Kalte Hippiehäuser und Wirrungen der Kisune

Kyoto. Mein rechtes Auge ist entzündet, seit zwei Tagen. Es brennt, wenn ich morgens aufwache, hat Augenschleim die Lider so sehr verklebt, dass an den ersten morgendlichen Augenaufschlag gar nicht zu denken ist. Mein Hals brennt auch, fühlt sich an als hätte ihn jemand von innen aufgekratzt. Im Zimmer ist es so kalt, dass der Atem in der Luft beschlägt.
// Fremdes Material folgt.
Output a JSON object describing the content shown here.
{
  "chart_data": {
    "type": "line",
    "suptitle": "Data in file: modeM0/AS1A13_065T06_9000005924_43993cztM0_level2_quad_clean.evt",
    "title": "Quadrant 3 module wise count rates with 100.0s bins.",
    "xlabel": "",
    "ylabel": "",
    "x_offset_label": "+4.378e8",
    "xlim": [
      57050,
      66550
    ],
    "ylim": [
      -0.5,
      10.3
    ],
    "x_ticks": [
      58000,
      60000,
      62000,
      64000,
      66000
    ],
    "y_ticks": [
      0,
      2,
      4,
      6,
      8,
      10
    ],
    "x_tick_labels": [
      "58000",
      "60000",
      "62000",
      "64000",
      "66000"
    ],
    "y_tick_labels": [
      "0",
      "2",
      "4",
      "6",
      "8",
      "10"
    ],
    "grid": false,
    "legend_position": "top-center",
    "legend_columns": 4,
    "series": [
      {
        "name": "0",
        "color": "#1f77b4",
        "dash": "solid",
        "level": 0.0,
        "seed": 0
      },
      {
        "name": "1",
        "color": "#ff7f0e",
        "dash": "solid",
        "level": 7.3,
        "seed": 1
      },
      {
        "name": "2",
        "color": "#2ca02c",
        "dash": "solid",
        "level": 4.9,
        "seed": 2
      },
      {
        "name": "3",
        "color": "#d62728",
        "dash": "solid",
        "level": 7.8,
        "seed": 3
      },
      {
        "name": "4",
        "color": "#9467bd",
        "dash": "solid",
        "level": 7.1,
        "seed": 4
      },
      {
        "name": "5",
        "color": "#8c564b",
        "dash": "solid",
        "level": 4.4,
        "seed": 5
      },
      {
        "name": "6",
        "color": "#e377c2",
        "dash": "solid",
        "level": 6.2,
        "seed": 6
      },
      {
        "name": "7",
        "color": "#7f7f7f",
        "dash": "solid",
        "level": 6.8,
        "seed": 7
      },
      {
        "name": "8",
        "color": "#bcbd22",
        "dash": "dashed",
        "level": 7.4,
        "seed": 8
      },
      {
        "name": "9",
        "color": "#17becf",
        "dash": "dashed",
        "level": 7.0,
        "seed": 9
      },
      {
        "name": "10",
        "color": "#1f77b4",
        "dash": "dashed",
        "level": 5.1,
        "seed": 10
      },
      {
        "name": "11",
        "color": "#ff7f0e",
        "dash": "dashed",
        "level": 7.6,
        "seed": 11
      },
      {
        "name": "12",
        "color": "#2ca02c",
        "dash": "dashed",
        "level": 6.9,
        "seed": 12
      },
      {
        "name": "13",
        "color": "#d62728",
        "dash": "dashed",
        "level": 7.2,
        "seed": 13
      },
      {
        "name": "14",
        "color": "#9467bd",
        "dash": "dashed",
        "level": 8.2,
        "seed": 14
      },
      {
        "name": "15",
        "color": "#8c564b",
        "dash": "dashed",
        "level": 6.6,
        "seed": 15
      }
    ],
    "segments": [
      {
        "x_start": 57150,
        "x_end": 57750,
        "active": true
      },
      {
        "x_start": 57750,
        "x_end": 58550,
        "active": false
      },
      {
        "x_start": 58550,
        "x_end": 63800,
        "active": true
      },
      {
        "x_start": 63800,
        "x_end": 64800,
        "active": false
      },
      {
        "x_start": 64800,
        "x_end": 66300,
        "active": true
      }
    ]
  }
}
Krieche ich nachts unter die Bettdecke, so dass mein ganzer Körper darunter verschwindet, dann wache ich mitten in der Nacht auf, da alles um mich herum nass vom Atmen ist. Wieder wird es kalt.

Warum nur hat so ein hochtechnologisiertes Land wie Japan kein vernünftiges Heizsystem? Außer dem kotazu im Zimmer nebenan gibt es in diesem Studentenhaus, in dem ich gerade wohne, keine Wärmequelle. Ein kotazu ist ein beheizter Tisch auf Kniehöhe, steckt man die Beine darunter werden zumindest diese warm, eine Steppdecke an Stelle einer Tischdecke sorgt dafür, dass die Wärme nicht verfliegt.

Es ist ein traditionelles japanisches Haus in einer der kleinen, vollbepackten Seitengassen von Kyoto. Viele Schiebetüren, wenig Raum, schlechte Isolation. Hier wohnen junge Hippies. Daher sieht das Haus von Innen aus wie alle Hippiehäuser- An den Wänden hängen Tücher aus Indien und Mondkalender, es riecht nach den üblichen Räucherstäbchen, es gibt Gewürztee, Filzpantoffeln und ranzige Schränke unter der Spüle. Die Menschen tragen lange Haare, Dreadlocks, Pluderhosen, Strickpullis und Ethnolook. Dennoch ist alles schrecklich japanisch- Die Kälte, Filzpantoffeln nur für die engen Gänge, in den Räumen auf den Tatami-Matten sind sogar Hausschuhe verboten, ständiges Verbeugen, Reis dreimal täglich, Extra-Schuhe zum auf`s Klo gehen, geschlafen wird auf Futon-Matten, die jeden Morgen aus den Fenstern hängen und den restlichen Tag zusammengerollt in einer Ecke des Raumes verbringen.

Die Adresse habe ich von Akira, einem Musiker aus Kyoto, den ich auf dem Hippiekonzert bei den ersten Wwoof-Gastgebern kennen gelernt habe. So dass ich jetzt kostenlos in Kyoto leben kann, eine Basis für kleine touristische Ausflüge habe und viele spannende Menschen treffe.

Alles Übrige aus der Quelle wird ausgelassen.